Pelaksanaan Pilkada Perlu Perhatikan Kearifan Lokal

Pelaksanaan Pilkada Perlu Perhatikan Kearifan Lokal
Ketua Komite I DPD Agustin Teras Narang (keenam kanan) menyerahkan cinderamata kepada Direktur Pemberitaan BeritaSatu Media Holdings Primus Dorimulu (kedua kiri) disaksikan Pemimpin Redaksi Suara Pembaruan Aditya L Djono (kiri), Anggota DPD Dapil Sulawesi Tengah Abdurrahman Thaha (ketiga kiri), Anggota DPD Dapil Sumatera Selatan Jialyka Maharani (keempat kiri), Wakil Pemimpin Redaksi Beritasatu TV Hamdani S Rukiah (kelima kiri), Anggota DPD Dapil Sulawesi Selatan Lily Amalia (keenam kiri), Anggota DPD Dapil Kepulauan Riau Richard Pasaribu (kelima kanan), Anggota DPD Dapil Papua Barat Filep Wamafma (keempat kanan), Anggota DPD Dapil Sulawesi Barat Almalik Pababari (ketiga kanan), Anggota DPD Dapil Kalimantan Barat Maria Goreti (kedua kanan) dan Anggota DPD Dapil Jawa Tengah Abdul Kholik (kanan) saat berkunjung ke BeritaSatu Media Holdings di Jakarta, Selasa (14/1/2020). ( Foto: Suara Pembaruan / Ruht Semiono )
Hotman Siregar / FER Selasa, 14 Januari 2020 | 20:51 WIB

Jakarta, Beritasatu.com - Ketua Komite I Dewan Perwakilan Daerah (DPD), Teras Narang mengatakan, dari hasil kunjungan kerja dan riset yang dilakukan serta inventarisasi beberapa hal terkait Pilkada, maka perlu dilakukan perubahan. Di satu sisi, DPD menyadari bahwa waktu sangat terbatas karena pilkada 2020 akan berlangsung September 2020.

Revisi UU Pilkada Harus Memperhatikan Kekhususan Daerah

"Kita mengharapkan tidak banyak terjadi perubahan tetapi yang paling penting adalah terjadi perubahan hanya berkenaan dengan masalah-masalah yang kita anggap krusial, penting, betul-betul bermanfaaat sehingga makna langsung, umum, bebas dan rahasia serta adilnya itu menang betul-betul terwujud," ujar Teras Narang saat berkunjung ke redaksi Beritasatu Media Holding, Selasa (14/1/2020).

Saat ini, kata Teras Narang, komite I DPD sedang melakukan inventarisasi beberapa hal terutama yang berkenaan dengan masalah anggaran Pilkada yang sangat besar.

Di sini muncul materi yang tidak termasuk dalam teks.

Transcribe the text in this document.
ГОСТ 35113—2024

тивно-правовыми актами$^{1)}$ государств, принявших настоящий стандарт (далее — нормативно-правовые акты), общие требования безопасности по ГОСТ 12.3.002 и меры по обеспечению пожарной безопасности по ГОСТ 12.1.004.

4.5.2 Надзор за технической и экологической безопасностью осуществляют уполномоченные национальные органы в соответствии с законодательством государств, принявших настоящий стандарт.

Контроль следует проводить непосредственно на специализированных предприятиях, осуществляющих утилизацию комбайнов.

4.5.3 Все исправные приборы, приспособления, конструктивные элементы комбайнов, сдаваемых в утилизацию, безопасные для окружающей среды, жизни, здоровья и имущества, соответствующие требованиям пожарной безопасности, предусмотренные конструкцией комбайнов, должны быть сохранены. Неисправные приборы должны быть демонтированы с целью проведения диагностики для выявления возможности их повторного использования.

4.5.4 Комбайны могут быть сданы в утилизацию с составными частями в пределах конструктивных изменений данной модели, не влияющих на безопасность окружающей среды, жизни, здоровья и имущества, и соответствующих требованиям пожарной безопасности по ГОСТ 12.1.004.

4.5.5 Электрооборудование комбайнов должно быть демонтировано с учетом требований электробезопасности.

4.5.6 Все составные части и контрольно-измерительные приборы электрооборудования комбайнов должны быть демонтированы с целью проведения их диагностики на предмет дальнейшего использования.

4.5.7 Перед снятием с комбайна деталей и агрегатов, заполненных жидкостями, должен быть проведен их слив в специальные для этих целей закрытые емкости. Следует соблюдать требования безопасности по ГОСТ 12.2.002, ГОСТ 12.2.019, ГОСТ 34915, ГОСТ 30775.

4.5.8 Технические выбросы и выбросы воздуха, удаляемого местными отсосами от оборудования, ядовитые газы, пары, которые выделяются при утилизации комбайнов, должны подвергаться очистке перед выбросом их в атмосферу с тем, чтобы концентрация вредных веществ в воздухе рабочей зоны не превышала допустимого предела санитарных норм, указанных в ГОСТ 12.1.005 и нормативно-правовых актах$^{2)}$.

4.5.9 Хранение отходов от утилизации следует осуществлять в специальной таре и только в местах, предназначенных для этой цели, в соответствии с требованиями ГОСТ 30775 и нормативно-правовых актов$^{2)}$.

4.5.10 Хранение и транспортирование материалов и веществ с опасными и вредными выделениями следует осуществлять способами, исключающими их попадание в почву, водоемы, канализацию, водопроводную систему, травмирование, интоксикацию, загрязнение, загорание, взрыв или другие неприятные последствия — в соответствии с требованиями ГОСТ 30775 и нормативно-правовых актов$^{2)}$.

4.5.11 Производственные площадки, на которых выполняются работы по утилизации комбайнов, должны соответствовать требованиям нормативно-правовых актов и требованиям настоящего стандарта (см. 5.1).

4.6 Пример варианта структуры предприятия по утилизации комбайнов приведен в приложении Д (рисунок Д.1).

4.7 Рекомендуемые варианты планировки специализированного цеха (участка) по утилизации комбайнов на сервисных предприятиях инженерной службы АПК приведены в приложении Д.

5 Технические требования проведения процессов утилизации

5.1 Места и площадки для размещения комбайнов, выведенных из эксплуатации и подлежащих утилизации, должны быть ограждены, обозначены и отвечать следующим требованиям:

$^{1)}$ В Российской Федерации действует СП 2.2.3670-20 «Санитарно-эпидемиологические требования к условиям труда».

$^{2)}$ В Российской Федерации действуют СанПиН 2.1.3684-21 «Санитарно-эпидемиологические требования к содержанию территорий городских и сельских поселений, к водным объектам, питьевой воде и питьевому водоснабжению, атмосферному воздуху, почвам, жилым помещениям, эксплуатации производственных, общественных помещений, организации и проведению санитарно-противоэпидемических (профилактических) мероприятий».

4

Kemudian, pengamanan menjadi bagian yang penting ditambah lagi dengan masalah yang menyangkut petugas-petugas dalam pemilu, baik di tingkat paling bawah TPS hingga KPU.

Teras Narang menegaskan, kedepan diharapkan ada penghematan-penghematan dan kemudian juga biaya Pilkada juga tidak terlalu besar. Karena yang dikhawatirkan adalah biaya yang besar, tetapi tidak berdampak positif dengan orang yang dipilih sehingga menimbulkan kekecewaaan di masyarakat.

Revisi UU Sistem Politik Harus Tingkatkan Kualitas Demokrasi

"Apakah biaya yang dialokasikan untuk rangka kampanye atau hal-hal lain. Di sini harus kita tingkatkan peranan dari Bawaslu. Peranaan dari Gakumdu dengan meningkatkan peranaan mereka sehingga betul-betul melaksanakan pengawasan ini dengan baik agar tidak terjadi hal-hal dengan yang tidak diingnkan," tuturnya.

Teras Narang meyakinkan, penting sekali perubahan dalam UU Pilkada. Namun, untuk pilkada tahun ini akan sulit karena sudah di depan mata.

"Tetapi, kalau di 2024 mungkin bisa terjadi. Perlu memperhatikan kearifan lokal dalam pelaksanaan Pilkada ini," tegas Teras Narang.